Adds the CLONE_NEWUSER flag to create a new user namespace.
Sets the Credential field to run the process as root (UID 0) inside the new user namespace.
Maps the UID and GID inside the container to the host’s unprivileged user. The mapping can be viewed in /proc/[pid]/uid_map and /proc/[pid]/gid_map on the host. It will show something like 0 1000 1 meaning: map UID 0 inside the container to UID 1000 on the host, for a range of the next 1 UID.

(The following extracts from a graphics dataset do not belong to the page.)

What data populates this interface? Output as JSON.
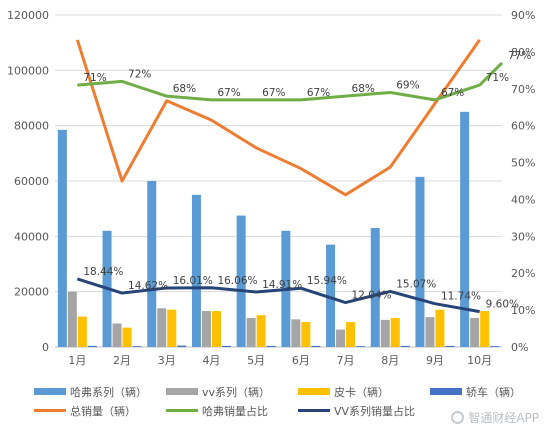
{
  "chart_data": {
    "type": "bar",
    "categories": [
      "1月",
      "2月",
      "3月",
      "4月",
      "5月",
      "6月",
      "7月",
      "8月",
      "9月",
      "10月"
    ],
    "y_left": {
      "ticks": [
        0,
        20000,
        40000,
        60000,
        80000,
        100000,
        120000
      ],
      "min": 0,
      "max": 120000
    },
    "y_right": {
      "ticks": [
        "0%",
        "10%",
        "20%",
        "30%",
        "40%",
        "50%",
        "60%",
        "70%",
        "80%",
        "90%"
      ],
      "min": 0,
      "max": 90
    },
    "bar_series": [
      {
        "name": "哈弗系列（辆）",
        "color": "#5b9bd5",
        "values": [
          78500,
          42000,
          60000,
          55000,
          47500,
          42000,
          37000,
          43000,
          61500,
          85000
        ]
      },
      {
        "name": "vv系列（辆）",
        "color": "#a5a5a5",
        "values": [
          20000,
          8500,
          14000,
          13000,
          10500,
          10000,
          6300,
          9800,
          10800,
          10500
        ]
      },
      {
        "name": "皮卡（辆）",
        "color": "#ffc000",
        "values": [
          11000,
          7000,
          13500,
          13000,
          11500,
          9000,
          9000,
          10500,
          13500,
          13000
        ]
      },
      {
        "name": "轿车（辆）",
        "color": "#4472c4",
        "values": [
          400,
          300,
          500,
          400,
          400,
          400,
          300,
          400,
          400,
          300
        ]
      }
    ],
    "line_series": [
      {
        "name": "总销量（辆）",
        "color": "#ed7d31",
        "axis": "left",
        "values": [
          111000,
          60000,
          89000,
          82000,
          72000,
          64500,
          55000,
          65000,
          88000,
          111000
        ]
      },
      {
        "name": "哈弗销量占比",
        "color": "#70ad47",
        "axis": "right",
        "values": [
          71,
          72,
          68,
          67,
          67,
          67,
          68,
          69,
          67,
          71,
          77
        ],
        "x_index": [
          0,
          1,
          2,
          3,
          4,
          5,
          6,
          7,
          8,
          9,
          9.5
        ],
        "labels": [
          "71%",
          "72%",
          "68%",
          "67%",
          "67%",
          "67%",
          "68%",
          "69%",
          "67%",
          "71%",
          "77%"
        ]
      },
      {
        "name": "VV系列销量占比",
        "color": "#264478",
        "axis": "right",
        "values": [
          18.44,
          14.62,
          16.01,
          16.06,
          14.91,
          15.94,
          12.04,
          15.07,
          11.74,
          9.6
        ],
        "labels": [
          "18.44%",
          "14.62%",
          "16.01%",
          "16.06%",
          "14.91%",
          "15.94%",
          "12.04%",
          "15.07%",
          "11.74%",
          "9.60%"
        ]
      }
    ],
    "legend_position": "bottom",
    "grid": true
  },
  "watermark": "智通财经APP"
}
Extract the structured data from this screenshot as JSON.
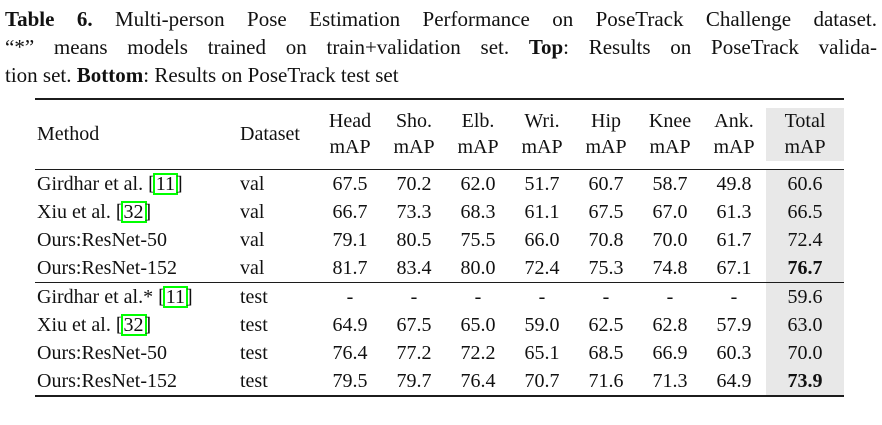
{
  "caption": {
    "line1": {
      "bold": "Table 6.",
      "rest": " Multi-person Pose Estimation Performance on PoseTrack Challenge dataset."
    },
    "line2": {
      "pre": "“*” means models trained on train+validation set. ",
      "bold": "Top",
      "rest": ": Results on PoseTrack valida-"
    },
    "line3": {
      "pre": "tion set. ",
      "bold": "Bottom",
      "rest": ": Results on PoseTrack test set"
    }
  },
  "table": {
    "header": {
      "method": "Method",
      "dataset": "Dataset",
      "metrics": [
        {
          "line1": "Head",
          "line2": "mAP",
          "shaded": false
        },
        {
          "line1": "Sho.",
          "line2": "mAP",
          "shaded": false
        },
        {
          "line1": "Elb.",
          "line2": "mAP",
          "shaded": false
        },
        {
          "line1": "Wri.",
          "line2": "mAP",
          "shaded": false
        },
        {
          "line1": "Hip",
          "line2": "mAP",
          "shaded": false
        },
        {
          "line1": "Knee",
          "line2": "mAP",
          "shaded": false
        },
        {
          "line1": "Ank.",
          "line2": "mAP",
          "shaded": false
        },
        {
          "line1": "Total",
          "line2": "mAP",
          "shaded": true
        }
      ]
    },
    "sections": [
      {
        "name": "validation",
        "rows": [
          {
            "method": "Girdhar et al.",
            "citation": "11",
            "dataset": "val",
            "values": [
              "67.5",
              "70.2",
              "62.0",
              "51.7",
              "60.7",
              "58.7",
              "49.8"
            ],
            "total": "60.6",
            "total_bold": false
          },
          {
            "method": "Xiu et al.",
            "citation": "32",
            "dataset": "val",
            "values": [
              "66.7",
              "73.3",
              "68.3",
              "61.1",
              "67.5",
              "67.0",
              "61.3"
            ],
            "total": "66.5",
            "total_bold": false
          },
          {
            "method": "Ours:ResNet-50",
            "citation": null,
            "dataset": "val",
            "values": [
              "79.1",
              "80.5",
              "75.5",
              "66.0",
              "70.8",
              "70.0",
              "61.7"
            ],
            "total": "72.4",
            "total_bold": false
          },
          {
            "method": "Ours:ResNet-152",
            "citation": null,
            "dataset": "val",
            "values": [
              "81.7",
              "83.4",
              "80.0",
              "72.4",
              "75.3",
              "74.8",
              "67.1"
            ],
            "total": "76.7",
            "total_bold": true
          }
        ]
      },
      {
        "name": "test",
        "rows": [
          {
            "method": "Girdhar et al.*",
            "citation": "11",
            "dataset": "test",
            "values": [
              "-",
              "-",
              "-",
              "-",
              "-",
              "-",
              "-"
            ],
            "total": "59.6",
            "total_bold": false
          },
          {
            "method": "Xiu et al.",
            "citation": "32",
            "dataset": "test",
            "values": [
              "64.9",
              "67.5",
              "65.0",
              "59.0",
              "62.5",
              "62.8",
              "57.9"
            ],
            "total": "63.0",
            "total_bold": false
          },
          {
            "method": "Ours:ResNet-50",
            "citation": null,
            "dataset": "test",
            "values": [
              "76.4",
              "77.2",
              "72.2",
              "65.1",
              "68.5",
              "66.9",
              "60.3"
            ],
            "total": "70.0",
            "total_bold": false
          },
          {
            "method": "Ours:ResNet-152",
            "citation": null,
            "dataset": "test",
            "values": [
              "79.5",
              "79.7",
              "76.4",
              "70.7",
              "71.6",
              "71.3",
              "64.9"
            ],
            "total": "73.9",
            "total_bold": true
          }
        ]
      }
    ]
  },
  "colors": {
    "citation_box": "#00ff00",
    "shaded_column": "#e8e8e8",
    "rule": "#1c1c1c"
  }
}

Note that you will still need to run the binary itself with sudo, as we need root privileges for operations such as setting up cgroups in the parent process/namespace. However, when you run ps aux --forest on the host, you will see that the actual containerized process is running as the unprivileged user, as shown below (pid: 60270):

USER         PID CMD
root       60179  \_ sshd: silverbug [priv]
silverb+   60227  |   \_ sshd: silverbug@pts/1
silverb+   60228  |       \_ -bash
root       60263  |           \_ sudo ./main run /bin/bash
root       60264  |               \_ sudo ./main run /bin/bash
root       60265  |                   \_ ./main run /bin/bash
silverb+   60270  |                       \_ /home/silverbug/containers/main child /bin/bash
silverb+   60275  |                           \_ /bin/bash

More info on Docker’s rootless mode can be found here, and for K8S here. There are a few other popular approaches to securing containers like AppArmor and SELinux. There is also gVisor that goes one step beyond to intercept all system calls and act as a guest kernel, all while running in the user space!

What’s next?

I’ll stop here before this blog series becomes a whole reference guide. My goal was to understand the absolute fundamental building blocks of containers, and we’re pretty much there. In practice, the container ecosystem goes much deeper. There are the OCI specs (the standardized format for container images) which describe how to build container images, the low-level (runc, crun) and high-level runtimes (containerd, CRI-O) which actually run the containers from the images and manage their lifecycle, and then there is K8S which delegates these responsibilities via standardized interfaces like the CRI for container runtimes, CNI for networking, and CSI for storage, etc.